Ubiquitin-specific protease 22 (USP22) is a novel member of the USPs subfamily, acting as a regulator of cell cycle progression, proliferation, and tumor invasion. Decreased expression of USP22 has been identified to contribute to arrested cell cycle and disrupted generation of differentiated cell types in crypts and villi. However, the regulatory mechanism of USP22 remains unclear. Therefore, elucidation of the underlying mechanism may help to improve the tissue repair in intestinal ischemia reperfusion (I/R) injury.

Research motivation

It is necessary to explore whether USP22 is correlated with increased potential of cell proliferation and tissue regeneration in intestinal I/R injury. Recent studies have demonstrated that insufficient proliferation and regeneration of fully rescuing intestinal mucosal barrier function could be witnessed by the high mortality rate in clinical practice. Moreover, the potential role of USP22 in cell growth, cell cycle progression, and generation of differentiated cell types has also been reported in crypts and villi. These findings give us a good lead for further study regarding the mechanism of USP22 regulation during intestinal I/R injury.

Research objectives

In the previous study, we investigated the effect of USP22 on intestinal cell proliferation and regeneration after intestinal I/R injury both in vivo and in vitro by gain- and loss-of-function approaches. Our study provides significant insight into the signalling mechanism of USP22 during intestinal I/R injury that may contribute to the future investigation of more effective therapies in clinical practice.

Research methods

Experiments using an animal model and in vitro model in rats and cells to better elucidate the pathophysiological process of intestinal I/R injury. Hematoxylin and eosin staining and Chiu’s scoring system were used to demonstrate the intestinal tissue injury histopathologically. Immunohistochemical staining for PCNA was carried out to display and observe positive nuclei of proliferating intestinal cells.
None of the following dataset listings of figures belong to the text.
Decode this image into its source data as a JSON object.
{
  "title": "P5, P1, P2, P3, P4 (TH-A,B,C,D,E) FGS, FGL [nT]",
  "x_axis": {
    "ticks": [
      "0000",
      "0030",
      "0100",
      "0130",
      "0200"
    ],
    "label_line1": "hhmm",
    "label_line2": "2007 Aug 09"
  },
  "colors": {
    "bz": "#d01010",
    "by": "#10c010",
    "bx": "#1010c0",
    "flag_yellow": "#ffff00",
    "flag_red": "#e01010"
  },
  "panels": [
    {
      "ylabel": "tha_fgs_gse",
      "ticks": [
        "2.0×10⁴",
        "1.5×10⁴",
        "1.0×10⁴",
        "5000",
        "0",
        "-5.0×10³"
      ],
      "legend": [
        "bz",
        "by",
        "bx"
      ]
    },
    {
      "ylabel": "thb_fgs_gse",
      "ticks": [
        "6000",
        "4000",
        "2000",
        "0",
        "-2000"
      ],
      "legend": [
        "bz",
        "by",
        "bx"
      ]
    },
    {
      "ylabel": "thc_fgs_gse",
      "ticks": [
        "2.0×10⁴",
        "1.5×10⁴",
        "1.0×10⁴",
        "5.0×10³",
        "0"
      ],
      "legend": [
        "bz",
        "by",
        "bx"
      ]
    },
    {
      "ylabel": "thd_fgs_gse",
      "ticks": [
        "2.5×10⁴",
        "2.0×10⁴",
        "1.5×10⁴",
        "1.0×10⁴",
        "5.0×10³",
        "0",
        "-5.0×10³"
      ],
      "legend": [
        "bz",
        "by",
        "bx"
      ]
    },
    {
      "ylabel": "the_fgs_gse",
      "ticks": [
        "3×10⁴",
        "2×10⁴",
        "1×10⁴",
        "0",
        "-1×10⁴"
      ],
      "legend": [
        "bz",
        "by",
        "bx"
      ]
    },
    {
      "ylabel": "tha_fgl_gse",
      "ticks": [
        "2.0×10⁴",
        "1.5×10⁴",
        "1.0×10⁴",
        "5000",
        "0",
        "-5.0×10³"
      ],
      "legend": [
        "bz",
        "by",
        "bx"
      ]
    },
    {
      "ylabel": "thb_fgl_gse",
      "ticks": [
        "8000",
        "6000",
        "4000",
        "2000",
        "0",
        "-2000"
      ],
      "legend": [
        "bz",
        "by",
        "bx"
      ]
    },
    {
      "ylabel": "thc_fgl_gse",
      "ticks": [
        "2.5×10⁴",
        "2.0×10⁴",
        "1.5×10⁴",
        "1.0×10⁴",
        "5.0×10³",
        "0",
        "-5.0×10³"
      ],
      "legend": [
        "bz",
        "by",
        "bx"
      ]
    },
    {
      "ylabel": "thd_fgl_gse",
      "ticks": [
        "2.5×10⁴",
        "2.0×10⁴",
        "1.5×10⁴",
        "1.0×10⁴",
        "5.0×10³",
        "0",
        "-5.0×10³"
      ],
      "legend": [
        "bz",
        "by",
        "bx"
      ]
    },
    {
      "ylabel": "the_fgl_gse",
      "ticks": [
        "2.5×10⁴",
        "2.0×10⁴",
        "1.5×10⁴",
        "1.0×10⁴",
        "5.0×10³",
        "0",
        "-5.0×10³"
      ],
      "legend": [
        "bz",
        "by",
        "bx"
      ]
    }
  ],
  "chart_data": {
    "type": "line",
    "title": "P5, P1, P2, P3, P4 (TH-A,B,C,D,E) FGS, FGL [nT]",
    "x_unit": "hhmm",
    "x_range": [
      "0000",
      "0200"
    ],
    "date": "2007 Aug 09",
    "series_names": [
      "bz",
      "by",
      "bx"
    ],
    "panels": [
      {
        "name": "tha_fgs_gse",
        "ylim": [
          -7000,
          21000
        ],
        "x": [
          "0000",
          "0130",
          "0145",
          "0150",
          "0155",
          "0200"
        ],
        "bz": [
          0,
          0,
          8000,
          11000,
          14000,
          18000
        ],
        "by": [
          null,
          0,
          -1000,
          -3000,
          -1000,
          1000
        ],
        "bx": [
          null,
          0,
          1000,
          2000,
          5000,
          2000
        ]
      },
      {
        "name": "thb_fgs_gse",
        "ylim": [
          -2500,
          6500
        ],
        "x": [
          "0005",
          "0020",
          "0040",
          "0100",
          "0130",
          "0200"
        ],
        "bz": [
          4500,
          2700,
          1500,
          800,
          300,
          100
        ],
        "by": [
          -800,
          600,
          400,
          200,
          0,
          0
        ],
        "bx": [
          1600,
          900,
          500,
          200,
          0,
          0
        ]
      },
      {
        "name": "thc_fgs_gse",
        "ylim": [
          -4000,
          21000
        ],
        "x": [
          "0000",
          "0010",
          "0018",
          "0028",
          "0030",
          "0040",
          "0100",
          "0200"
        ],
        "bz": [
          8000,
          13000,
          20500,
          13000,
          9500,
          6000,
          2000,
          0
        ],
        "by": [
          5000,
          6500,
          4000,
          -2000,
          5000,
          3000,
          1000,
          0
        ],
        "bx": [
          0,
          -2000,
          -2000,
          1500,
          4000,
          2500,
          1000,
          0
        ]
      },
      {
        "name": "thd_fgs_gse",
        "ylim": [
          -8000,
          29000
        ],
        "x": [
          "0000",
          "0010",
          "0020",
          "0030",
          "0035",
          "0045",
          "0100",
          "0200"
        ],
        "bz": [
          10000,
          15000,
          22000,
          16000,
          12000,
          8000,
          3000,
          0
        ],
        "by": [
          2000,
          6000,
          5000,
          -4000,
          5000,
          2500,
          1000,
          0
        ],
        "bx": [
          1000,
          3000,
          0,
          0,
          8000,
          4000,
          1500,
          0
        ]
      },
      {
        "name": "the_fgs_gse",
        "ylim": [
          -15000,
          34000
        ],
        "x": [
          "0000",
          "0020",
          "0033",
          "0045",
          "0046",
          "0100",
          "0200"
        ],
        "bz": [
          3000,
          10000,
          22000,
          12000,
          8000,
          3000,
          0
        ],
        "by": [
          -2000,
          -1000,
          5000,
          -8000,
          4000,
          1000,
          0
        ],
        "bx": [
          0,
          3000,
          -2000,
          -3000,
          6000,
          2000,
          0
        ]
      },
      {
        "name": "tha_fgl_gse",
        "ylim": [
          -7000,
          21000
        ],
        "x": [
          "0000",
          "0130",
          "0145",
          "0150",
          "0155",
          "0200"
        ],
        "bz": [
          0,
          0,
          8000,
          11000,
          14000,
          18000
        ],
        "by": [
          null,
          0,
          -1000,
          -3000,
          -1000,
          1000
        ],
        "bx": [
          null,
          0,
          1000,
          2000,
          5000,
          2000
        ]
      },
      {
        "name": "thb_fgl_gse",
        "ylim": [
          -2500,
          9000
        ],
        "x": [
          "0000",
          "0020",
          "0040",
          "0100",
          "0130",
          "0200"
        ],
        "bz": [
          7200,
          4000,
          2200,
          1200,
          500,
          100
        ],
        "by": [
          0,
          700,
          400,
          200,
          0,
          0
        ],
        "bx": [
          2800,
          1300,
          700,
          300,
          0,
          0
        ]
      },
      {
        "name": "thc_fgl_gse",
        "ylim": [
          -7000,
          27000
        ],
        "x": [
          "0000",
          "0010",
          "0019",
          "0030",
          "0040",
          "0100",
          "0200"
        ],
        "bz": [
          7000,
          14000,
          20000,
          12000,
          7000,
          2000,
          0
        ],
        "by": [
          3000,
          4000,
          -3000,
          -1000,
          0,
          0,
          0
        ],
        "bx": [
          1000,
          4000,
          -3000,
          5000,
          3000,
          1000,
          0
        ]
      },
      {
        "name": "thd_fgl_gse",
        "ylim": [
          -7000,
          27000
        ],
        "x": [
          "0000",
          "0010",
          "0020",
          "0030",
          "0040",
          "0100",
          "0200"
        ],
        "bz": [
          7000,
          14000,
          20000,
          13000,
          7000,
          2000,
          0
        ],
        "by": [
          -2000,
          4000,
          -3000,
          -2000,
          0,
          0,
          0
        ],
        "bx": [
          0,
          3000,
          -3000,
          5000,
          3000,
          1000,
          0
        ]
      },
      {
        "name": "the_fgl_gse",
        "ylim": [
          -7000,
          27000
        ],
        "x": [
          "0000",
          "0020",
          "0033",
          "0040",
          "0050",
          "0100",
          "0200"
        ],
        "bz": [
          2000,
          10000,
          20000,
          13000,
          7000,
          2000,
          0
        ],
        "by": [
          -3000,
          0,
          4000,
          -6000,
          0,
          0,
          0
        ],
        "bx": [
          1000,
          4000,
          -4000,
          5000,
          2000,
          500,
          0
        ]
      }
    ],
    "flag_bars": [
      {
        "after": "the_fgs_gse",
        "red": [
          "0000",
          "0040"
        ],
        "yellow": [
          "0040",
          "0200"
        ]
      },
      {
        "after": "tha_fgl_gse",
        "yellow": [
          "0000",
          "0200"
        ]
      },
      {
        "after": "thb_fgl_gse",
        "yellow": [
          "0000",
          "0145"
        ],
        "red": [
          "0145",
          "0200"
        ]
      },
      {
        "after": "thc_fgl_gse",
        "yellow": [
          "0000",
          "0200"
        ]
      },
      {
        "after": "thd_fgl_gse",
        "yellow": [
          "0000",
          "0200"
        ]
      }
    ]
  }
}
Gene silencing or transfection was conducted to construct relatively stable USP22-depleted or -expressed cells to complete the following functional studies. A series of in vitro experiments, such as Western blot, Cell Counting Kit-8, and cell cycle analysis, were performed to explore the effect of USP22 on cell proliferation.

Research results

Experiments in vivo showed the correlation between USP22 and intestinal regenerative activity of intestinal cells after intestinal I/R injury. The results of in vitro experiments showed a direct positive correlation of USP22 with cell proliferation and cell cycle progression of intestinal cells after hypoxia/reoxygenation injury. This study could be valuable for consultation in further study on intestinal I/R injury and be potentially utilized in therapeutic enhancement in clinical practice. Limitations did exist that the in vivo study should be better designed to imply causation and biological linkage and USP22 knockout mouse models would be helpful. Clinical samples are also needed to better suit the application on human beings.

Research conclusions

USP22 plays a positive role in intestinal epithelial cell proliferation and tissue regeneration in intestinal I/R injury. This study reveals a novel role for USP22 in intestinal regeneration after I/R injury. Targeting USP22 may increase the therapeutic potential for intestinal I/R injury in clinical practice.

Research perspectives

Our study illuminates the role of USP22 in intestinal epithelial cell proliferation and tissue regeneration in intestinal I/R injury. Other researchers have reported the abundant mucus secreting goblet cells in a USP22 globally reduced mouse model. While goblet cells are also one of indispensable parts in regulating innate immune function, further investigation is needed.